L’affaire du dopage d’Ophélie Claude-Boxberger rebondit à nouveau après qu’Alain Flaccus conteste maintenant avoir effectué l’injection d’EPO sur l’athlète, comme il l’avait affirmé durant sa garde à vue de fin novembre. Ophélie Claude-Boxberger espère encore le voir condamné pour empoisonnement.
En cet après-midi du vendredi 26 juin, Ophélie Claude-Boxberger apparaît terrassée. D’une voix sans timbre, elle m’explique que c’est le journaliste de l’AFP qui lui a appris ce même jour qu’Alain Flaccus contestait maintenant ses aveux. Elle se justifie par une explication étonnante : « C’est du harcèlement contre moi. Ce matin, le tribunal a rendu sa décision pour la plainte de ma belle-mère sur mon nom. J’ai gagné (*). Et maintenant, Alain Flaccus fait cette déclaration. Or à chaque fois, c’est le même avocat. »

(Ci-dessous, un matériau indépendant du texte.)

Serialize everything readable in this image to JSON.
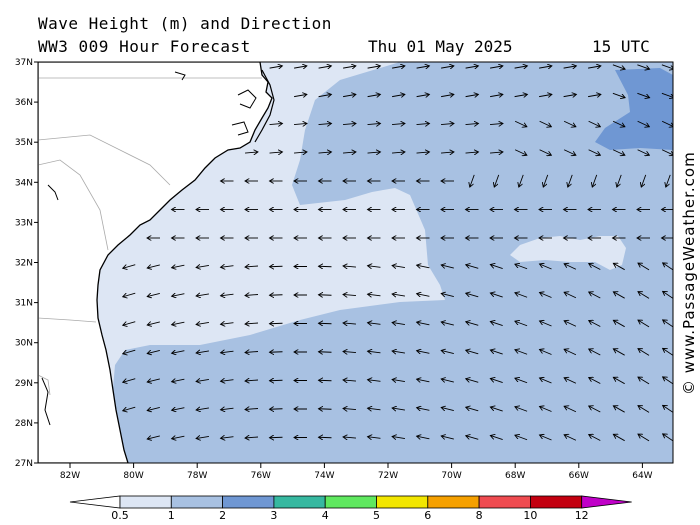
{
  "header": {
    "title_line1": "Wave Height (m) and Direction",
    "title_line2": "WW3 009 Hour Forecast",
    "date": "Thu 01 May 2025",
    "time": "15 UTC"
  },
  "credit": "© www.PassageWeather.com",
  "axes": {
    "lon_labels": [
      "82W",
      "80W",
      "78W",
      "76W",
      "74W",
      "72W",
      "70W",
      "68W",
      "66W",
      "64W"
    ],
    "lat_labels": [
      "37N",
      "36N",
      "35N",
      "34N",
      "33N",
      "32N",
      "31N",
      "30N",
      "29N",
      "28N",
      "27N"
    ]
  },
  "colorbar": {
    "labels": [
      "0.5",
      "1",
      "2",
      "3",
      "4",
      "5",
      "6",
      "8",
      "10",
      "12"
    ],
    "colors": [
      "#dde6f4",
      "#a8c1e2",
      "#6f97d3",
      "#36b8a0",
      "#5fe85f",
      "#f2e600",
      "#f5a000",
      "#ef4b50",
      "#c30010",
      "#c000c8"
    ]
  },
  "colors": {
    "land": "#ffffff",
    "band_lt1": "#dde6f4",
    "band_1_2": "#a8c1e2",
    "band_2_3": "#6f97d3"
  }
}
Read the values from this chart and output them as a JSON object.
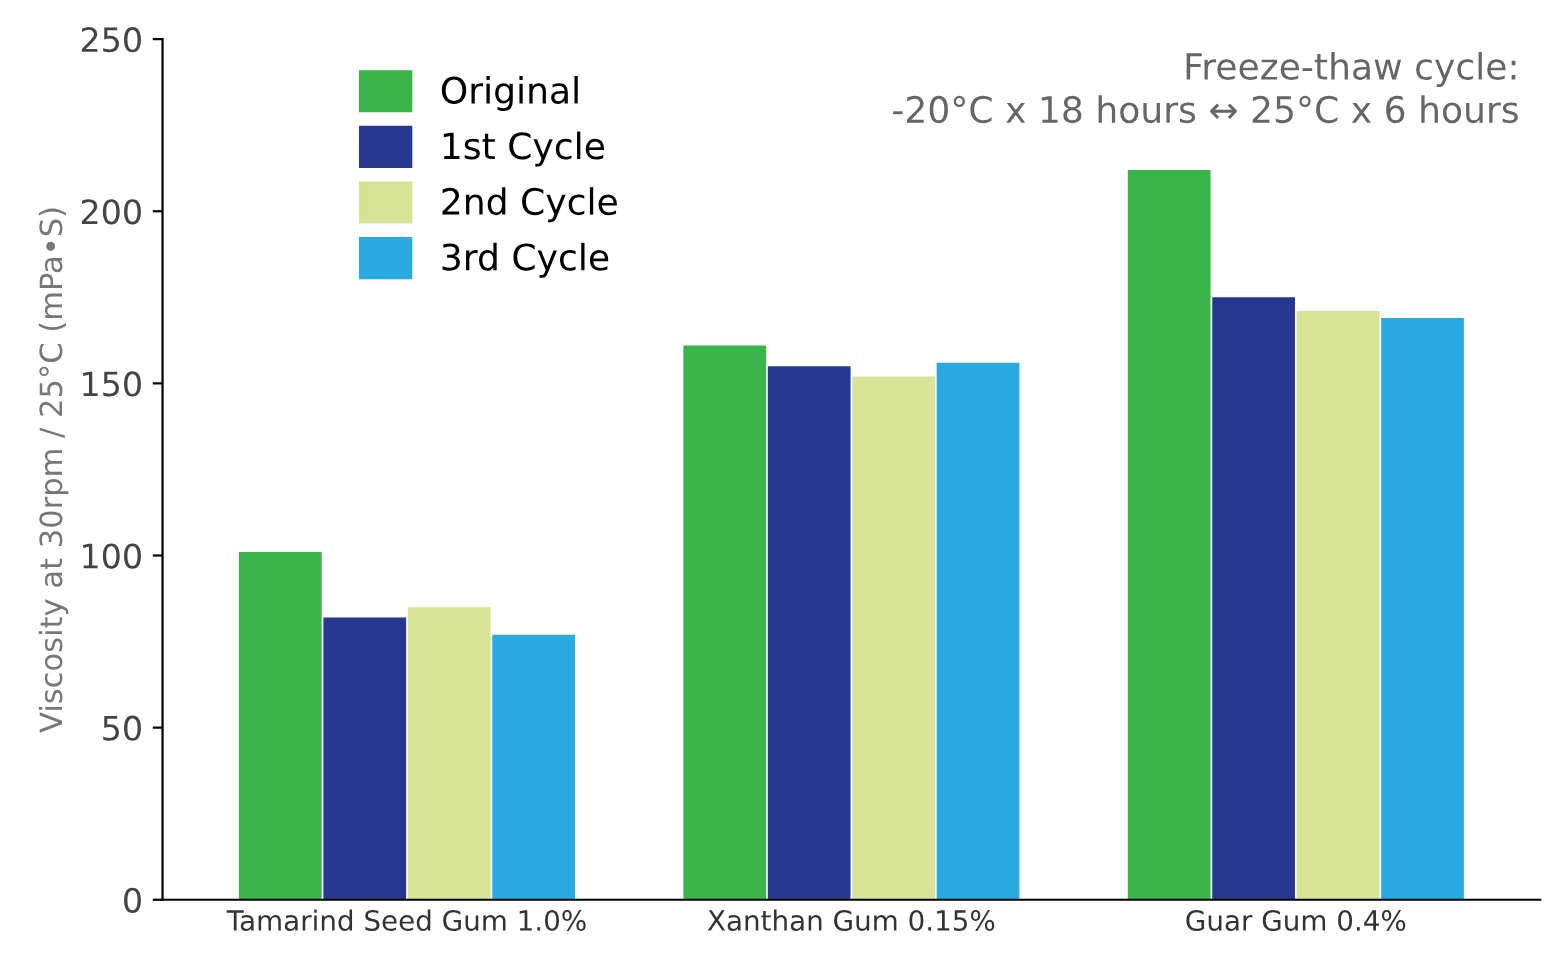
{
  "chart_data": {
    "type": "bar",
    "ylabel": "Viscosity at 30rpm / 25°C (mPa•S)",
    "categories": [
      "Tamarind Seed Gum 1.0%",
      "Xanthan Gum 0.15%",
      "Guar Gum 0.4%"
    ],
    "series": [
      {
        "name": "Original",
        "color": "#39b54a",
        "values": [
          101,
          161,
          212
        ]
      },
      {
        "name": "1st Cycle",
        "color": "#26388f",
        "values": [
          82,
          155,
          175
        ]
      },
      {
        "name": "2nd Cycle",
        "color": "#d7e397",
        "values": [
          85,
          152,
          171
        ]
      },
      {
        "name": "3rd Cycle",
        "color": "#29abe2",
        "values": [
          77,
          156,
          169
        ]
      }
    ],
    "ylim": [
      0,
      250
    ],
    "yticks": [
      0,
      50,
      100,
      150,
      200,
      250
    ],
    "annotations": [
      "Freeze-thaw cycle:\n-20°C x 18 hours ↔ 25°C x 6 hours"
    ],
    "legend": "top left",
    "grid": false
  }
}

Maître Jean-Baptiste Euvrard était en charge de la requête de Flora Boxberger, déposée en 2016 et exigeant qu’Ophélie ne soit plus autorisée à porter le nom de son père biologique, Jacky, et qu’elle revienne au patronyme de Claude, nom de sa mère, qui a été le seul utilisé jusqu’à ses 13 ans. L’avocat de Montbéliard apparaît effectivement maintenant en représentant d’Alain Flaccus, compagnon de sa mère depuis 2001, entraîneur d’Ophélie entre 2001 et 2006.
Au tribunal le 2 juillet pour empoisonnement
C’est ce jeudi 2 juillet que le Tribunal de Montbéliard a inscrit à son agenda, en urgence, pour citation directe, cette plainte pour empoisonnement que Maître Laurent Clauzon, l’avocat marseillais d’Ophélie a déposé, pour cette fameuse injection d’EPO qu’Alain Flaccus s’est accusé d’avoir effectué en septembre dernier à Font Romeu. A l’insu de la jeune femme, et pour nuire au Docteur Jean-Michel Serra, son néo-compagnon, selon ce qu’il avait alors expliqué.

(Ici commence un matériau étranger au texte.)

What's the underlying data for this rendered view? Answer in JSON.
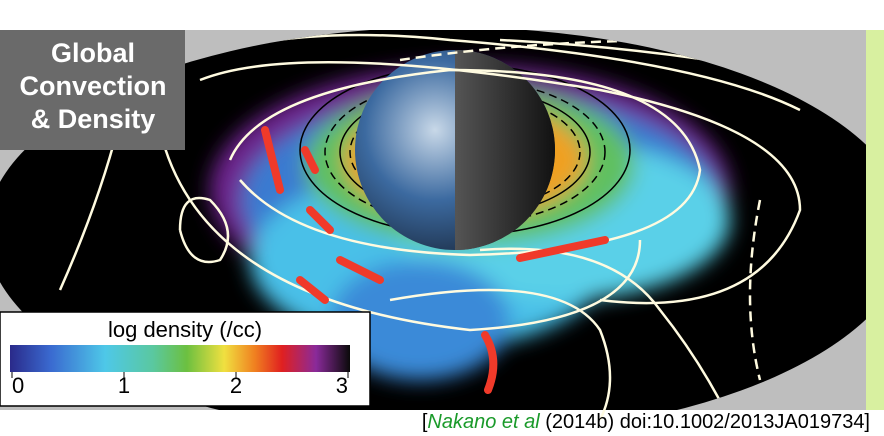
{
  "title_box": {
    "lines": [
      "Global",
      "Convection",
      "& Density"
    ]
  },
  "colorbar": {
    "label": "log density (/cc)",
    "ticks": [
      0,
      1,
      2,
      3
    ]
  },
  "citation": {
    "open": "[",
    "authors": "Nakano et al",
    "rest": " (2014b) doi:10.1002/2013JA019734]"
  }
}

Un geste effarant, d’autant qu’il amenait Ophélie à lever le voile sur une affaire sordide, l’accusation d’abus sexuels durant son adolescence qu’elle profère contre son beau-père, et sur sa motivation à son acceptation de le réintégrer malgré tout à ses côtés, depuis deux ans, comme assistant d’entraînement.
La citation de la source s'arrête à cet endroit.